Canadian educator and politician

William Hubert Rompkey (May 13, 1936 – March 21, 2017) was a Canadian educator and politician from Newfoundland. A member of the Liberal Party, he served as member of Parliament from Labrador from 1972 to 1995, and as a senator from Newfoundland and Labrador from 1995 to 2011.

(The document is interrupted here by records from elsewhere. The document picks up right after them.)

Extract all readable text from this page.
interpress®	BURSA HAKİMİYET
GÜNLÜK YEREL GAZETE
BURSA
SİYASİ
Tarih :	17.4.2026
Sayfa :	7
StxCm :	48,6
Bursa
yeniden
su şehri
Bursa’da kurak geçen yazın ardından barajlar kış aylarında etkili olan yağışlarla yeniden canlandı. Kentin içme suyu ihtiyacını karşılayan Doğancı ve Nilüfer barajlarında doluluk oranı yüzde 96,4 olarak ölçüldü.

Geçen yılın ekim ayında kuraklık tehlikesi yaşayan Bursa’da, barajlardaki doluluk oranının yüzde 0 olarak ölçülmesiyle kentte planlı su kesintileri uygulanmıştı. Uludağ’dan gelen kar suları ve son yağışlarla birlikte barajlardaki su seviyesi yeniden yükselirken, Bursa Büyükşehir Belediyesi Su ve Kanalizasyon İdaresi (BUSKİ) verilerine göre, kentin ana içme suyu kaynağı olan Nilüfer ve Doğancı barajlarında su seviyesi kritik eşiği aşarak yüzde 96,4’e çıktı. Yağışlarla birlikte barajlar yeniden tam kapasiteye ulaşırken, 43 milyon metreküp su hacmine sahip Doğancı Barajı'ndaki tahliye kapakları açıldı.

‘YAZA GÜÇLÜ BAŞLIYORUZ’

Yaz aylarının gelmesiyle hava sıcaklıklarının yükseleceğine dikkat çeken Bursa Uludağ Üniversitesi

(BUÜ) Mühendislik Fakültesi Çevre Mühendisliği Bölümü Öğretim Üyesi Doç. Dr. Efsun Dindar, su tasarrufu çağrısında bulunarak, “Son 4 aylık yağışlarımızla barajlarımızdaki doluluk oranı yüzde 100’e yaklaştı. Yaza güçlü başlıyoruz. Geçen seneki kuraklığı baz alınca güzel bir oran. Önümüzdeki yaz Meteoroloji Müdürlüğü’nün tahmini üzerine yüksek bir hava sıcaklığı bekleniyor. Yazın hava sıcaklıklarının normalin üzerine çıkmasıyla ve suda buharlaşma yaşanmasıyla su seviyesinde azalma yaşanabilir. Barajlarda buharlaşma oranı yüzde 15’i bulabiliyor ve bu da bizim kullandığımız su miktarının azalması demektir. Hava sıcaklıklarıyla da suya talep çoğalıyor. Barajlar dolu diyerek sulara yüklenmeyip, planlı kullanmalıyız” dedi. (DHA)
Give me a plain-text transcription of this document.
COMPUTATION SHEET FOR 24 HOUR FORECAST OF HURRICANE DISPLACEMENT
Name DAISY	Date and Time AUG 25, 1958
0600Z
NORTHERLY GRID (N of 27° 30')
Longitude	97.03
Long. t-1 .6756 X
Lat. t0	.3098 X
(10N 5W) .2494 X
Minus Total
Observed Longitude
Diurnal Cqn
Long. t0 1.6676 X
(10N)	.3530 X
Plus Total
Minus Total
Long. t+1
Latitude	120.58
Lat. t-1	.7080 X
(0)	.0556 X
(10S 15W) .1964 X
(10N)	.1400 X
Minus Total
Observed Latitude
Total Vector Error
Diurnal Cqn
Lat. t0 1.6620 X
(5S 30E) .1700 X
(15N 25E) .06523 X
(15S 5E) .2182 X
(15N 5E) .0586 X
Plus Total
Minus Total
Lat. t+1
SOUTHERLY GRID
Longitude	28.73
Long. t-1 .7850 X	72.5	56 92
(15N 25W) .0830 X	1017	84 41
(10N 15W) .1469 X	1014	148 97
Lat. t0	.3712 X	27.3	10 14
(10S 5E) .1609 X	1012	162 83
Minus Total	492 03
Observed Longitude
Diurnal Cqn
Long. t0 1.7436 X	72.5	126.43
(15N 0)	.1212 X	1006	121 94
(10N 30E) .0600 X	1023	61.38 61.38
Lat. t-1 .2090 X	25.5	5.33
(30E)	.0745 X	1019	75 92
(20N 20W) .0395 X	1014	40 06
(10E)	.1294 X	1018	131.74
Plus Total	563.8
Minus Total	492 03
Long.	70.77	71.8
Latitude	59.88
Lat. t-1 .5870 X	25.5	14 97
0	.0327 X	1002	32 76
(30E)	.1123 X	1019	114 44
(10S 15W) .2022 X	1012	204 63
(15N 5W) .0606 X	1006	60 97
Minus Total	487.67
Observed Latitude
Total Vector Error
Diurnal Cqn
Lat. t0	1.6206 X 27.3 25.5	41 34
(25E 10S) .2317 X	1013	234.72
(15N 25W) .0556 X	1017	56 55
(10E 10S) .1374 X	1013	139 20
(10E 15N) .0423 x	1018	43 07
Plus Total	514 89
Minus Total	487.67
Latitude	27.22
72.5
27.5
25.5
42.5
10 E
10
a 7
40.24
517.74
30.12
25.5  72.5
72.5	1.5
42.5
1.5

==Early life and education==
Rompkey was born in Belleoram, Fortune Bay, Newfoundland. He attended Bishop Feild College in St. John's. In 1953, after he left Bishop Feild College, Rompkey entered Memorial University, where he graduated with a BA, a diploma in education, and an MA. Rompkey continued his studies at the University of London, England, where he received the Academic Diploma in Education.

==Career as an educator==
After Rompkey returned from his studies in London, he started his career as an educator. Rompkey taught school at Upper Island Cove and in St. John's. In 1963, he married fellow Memorial University graduate Carolyn Pike, and then, lured by Tony Paddon, Rompkey took an appointment as principal of the Yale Amalgamated School in North West River. Rompkey later became the first Superintendent of Education with the Labrador East Integrated School Board, a position he held until 1971. In January 1972, Rompkey was studying for his Ph.D. in Adult Education at the University of Toronto when he won the nomination to represent the Grand Falls-White Bay-Labrador riding for the Liberal Party.

==Parliamentary career==
===The House of Commons===
Rompkey was first elected to the House of Commons of Canada in the 1972 federal election as the Liberal Member of Parliament (MP) for Grand Falls—White Bay—Labrador, the first of seven consecutive election victories. He defeated Progressive Conservative incumbent Ambrose Peddle to win the seat. In 1980, Prime Minister Pierre Trudeau elevated Rompkey to the Canadian Cabinet as Minister of National Revenue. In 1982, he was moved to the position of Minister of State for Small Businesses and Tourism becoming Minister of State for Mines in 1984. He was Minister of State for Transport in the short-lived Cabinet of John Turner until the government's defeat in the 1984 election.

===Senate===
In 1995, Governor General of Canada Roméo LeBlanc, on the advice of Prime Minister Jean Chrétien, appointed Rompkey to the Senate of Canada. In 2001, he became Government Whip in the Senate and was deputy leader of the government in the Senate until the Conservatives took power in February 2006 as a result of a federal election. He reached the mandatory retirement age of 75 on May 13, 2011.